Incidentally, it's the very fact that perpetrators can be so strategically crafty, as you point out, that makes me so frustrated when I see some of the programs and materials handed out in state convention workshops on preventing clergy sex abuse. It's often stuff about having a ministerial code of ethics (as if a determined child molester is going to be stopped by a code of ethics - heck - he'll help you write the code just to further his false front). And stuff about guarding the minister's marriage - as if they just happen to "wander" or "fall into" an abusive "situation" - and if only they have a scheduled date-night with their wife, then these things wouldn't happen. It's bunk! All bunk! And it's dangerous bunk because it so naively underestimates how a predatory mind works.

Anonymous said...

A few random thoughts on this:

1) The CBF is small and younger than the SBC, therefore it is going to respond quicker tooutside suggestions.

2) The SBC leadership despises the CBF (trust me, they do). The CBF doing something like this is not going to influence the SBC to act any faster.

3) The Florida Baptist Convention (SBC) had their annual meeting this week. One of the speakers railed against bloggers airing "dirty laundry." I have no idea if they were referring to you or to someone else, or what.

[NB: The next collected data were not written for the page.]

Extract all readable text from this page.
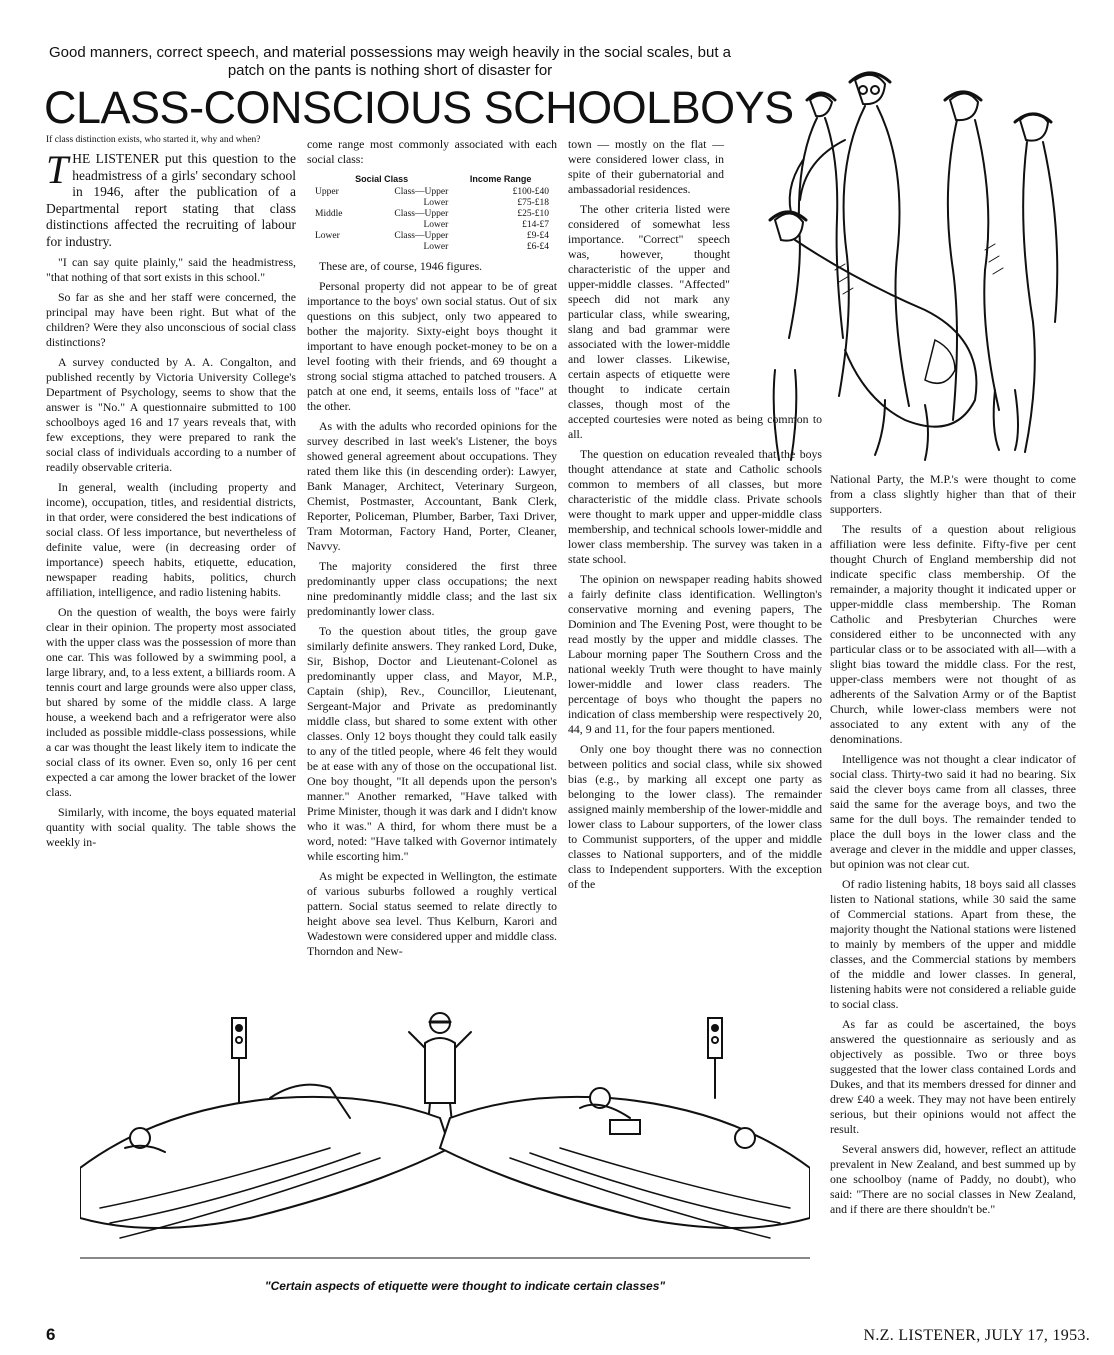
Good manners, correct speech, and material possessions may weigh heavily in the social scales, but a patch on the pants is nothing short of disaster for
CLASS-CONSCIOUS SCHOOLBOYS

If class distinction exists, who started it, why and when?

THE LISTENER put this question to the headmistress of a girls' secondary school in 1946, after the publication of a Departmental report stating that class distinctions affected the recruiting of labour for industry.

"I can say quite plainly," said the headmistress, "that nothing of that sort exists in this school."

So far as she and her staff were concerned, the principal may have been right. But what of the children? Were they also unconscious of social class distinctions?

A survey conducted by A. A. Congalton, and published recently by Victoria University College's Department of Psychology, seems to show that the answer is "No." A questionnaire submitted to 100 schoolboys aged 16 and 17 years reveals that, with few exceptions, they were prepared to rank the social class of individuals according to a number of readily observable criteria.

In general, wealth (including property and income), occupation, titles, and residential districts, in that order, were considered the best indications of social class. Of less importance, but nevertheless of definite value, were (in decreasing order of importance) speech habits, etiquette, education, newspaper reading habits, politics, church affiliation, intelligence, and radio listening habits.

On the question of wealth, the boys were fairly clear in their opinion. The property most associated with the upper class was the possession of more than one car. This was followed by a swimming pool, a large library, and, to a less extent, a billiards room. A tennis court and large grounds were also upper class, but shared by some of the middle class. A large house, a weekend bach and a refrigerator were also included as possible middle-class possessions, while a car was thought the least likely item to indicate the social class of its owner. Even so, only 16 per cent expected a car among the lower bracket of the lower class.

Similarly, with income, the boys equated material quantity with social quality. The table shows the weekly in-

come range most commonly associated with each social class:

Social Class		Income Range
Upper	Class—Upper	£100-£40
	Lower	£75-£18
Middle	Class—Upper	£25-£10
	Lower	£14-£7
Lower	Class—Upper	£9-£4
	Lower	£6-£4

These are, of course, 1946 figures.

Personal property did not appear to be of great importance to the boys' own social status. Out of six questions on this subject, only two appeared to bother the majority. Sixty-eight boys thought it important to have enough pocket-money to be on a level footing with their friends, and 69 thought a strong social stigma attached to patched trousers. A patch at one end, it seems, entails loss of "face" at the other.

As with the adults who recorded opinions for the survey described in last week's Listener, the boys showed general agreement about occupations. They rated them like this (in descending order): Lawyer, Bank Manager, Architect, Veterinary Surgeon, Chemist, Postmaster, Accountant, Bank Clerk, Reporter, Policeman, Plumber, Barber, Taxi Driver, Tram Motorman, Factory Hand, Porter, Cleaner, Navvy.

The majority considered the first three predominantly upper class occupations; the next nine predominantly middle class; and the last six predominantly lower class.

To the question about titles, the group gave similarly definite answers. They ranked Lord, Duke, Sir, Bishop, Doctor and Lieutenant-Colonel as predominantly upper class, and Mayor, M.P., Captain (ship), Rev., Councillor, Lieutenant, Sergeant-Major and Private as predominantly middle class, but shared to some extent with other classes. Only 12 boys thought they could talk easily to any of the titled people, where 46 felt they would be at ease with any of those on the occupational list. One boy thought, "It all depends upon the person's manner." Another remarked, "Have talked with Prime Minister, though it was dark and I didn't know who it was." A third, for whom there must be a word, noted: "Have talked with Governor intimately while escorting him."

As might be expected in Wellington, the estimate of various suburbs followed a roughly vertical pattern. Social status seemed to relate directly to height above sea level. Thus Kelburn, Karori and Wadestown were considered upper and middle class. Thorndon and New-

town — mostly on the flat — were considered lower class, in spite of their gubernatorial and ambassadorial residences.

The other criteria listed were considered of somewhat less importance. "Correct" speech was, however, thought characteristic of the upper and upper-middle classes. "Affected" speech did not mark any particular class, while swearing, slang and bad grammar were associated with the lower-middle and lower classes. Likewise, certain aspects of etiquette were thought to indicate certain classes, though most of the accepted courtesies were noted as being common to all.

The question on education revealed that the boys thought attendance at state and Catholic schools common to members of all classes, but more characteristic of the middle class. Private schools were thought to mark upper and upper-middle class membership, and technical schools lower-middle and lower class membership. The survey was taken in a state school.

The opinion on newspaper reading habits showed a fairly definite class identification. Wellington's conservative morning and evening papers, The Dominion and The Evening Post, were thought to be read mostly by the upper and middle classes. The Labour morning paper The Southern Cross and the national weekly Truth were thought to have mainly lower-middle and lower class readers. The percentage of boys who thought the papers no indication of class membership were respectively 20, 44, 9 and 11, for the four papers mentioned.

Only one boy thought there was no connection between politics and social class, while six showed bias (e.g., by marking all except one party as belonging to the lower class). The remainder assigned mainly membership of the lower-middle and lower class to Labour supporters, of the lower class to Communist supporters, of the upper and middle classes to National supporters, and of the middle class to Independent supporters. With the exception of the

National Party, the M.P.'s were thought to come from a class slightly higher than that of their supporters.

The results of a question about religious affiliation were less definite. Fifty-five per cent thought Church of England membership did not indicate specific class membership. Of the remainder, a majority thought it indicated upper or upper-middle class membership. The Roman Catholic and Presbyterian Churches were considered either to be unconnected with any particular class or to be associated with all—with a slight bias toward the middle class. For the rest, upper-class members were not thought of as adherents of the Salvation Army or of the Baptist Church, while lower-class members were not associated to any extent with any of the denominations.

Intelligence was not thought a clear indicator of social class. Thirty-two said it had no bearing. Six said the clever boys came from all classes, three said the same for the average boys, and two the same for the dull boys. The remainder tended to place the dull boys in the lower class and the average and clever in the middle and upper classes, but opinion was not clear cut.

Of radio listening habits, 18 boys said all classes listen to National stations, while 30 said the same of Commercial stations. Apart from these, the majority thought the National stations were listened to mainly by members of the upper and middle classes, and the Commercial stations by members of the middle and lower classes. In general, listening habits were not considered a reliable guide to social class.

As far as could be ascertained, the boys answered the questionnaire as seriously and as objectively as possible. Two or three boys suggested that the lower class contained Lords and Dukes, and that its members dressed for dinner and drew £40 a week. They may not have been entirely serious, but their opinions would not affect the result.

Several answers did, however, reflect an attitude prevalent in New Zealand, and best summed up by one schoolboy (name of Paddy, no doubt), who said: "There are no social classes in New Zealand, and if there are there shouldn't be."

"Certain aspects of etiquette were thought to indicate certain classes"
6	N.Z. LISTENER, JULY 17, 1953.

4) The CBF is made of (mostly) of SBC or former SCB churches who disagree with the SBC leadership, most notably on the issue of church autonomy. The CBF churches are more adamant than the SBC churches that congregations should be free to do as they please. For example, there are a number of CBF churches with women pastors. (I'm not sure if there are any openly gay pastors in the CBF or not.) Given that, it's interesting that the CBF acted while the SBC drags its feet.

5) Did the CBF make any mention of how they would respond to churches that called someone who was on the list? Just curious.

Chet

Christa Brown said...

Chet: Interesting that you say "The CBF churches are more adamant than the SBC churches that congregations should be free to do as they please." So the CBF is every bit as focused on the autonomy of local churches as the SBC, and yet the CBF found a way to take action.

The Alabama CBF policy makes no mention of how the CBF would respond to a church that called someone who was on the list.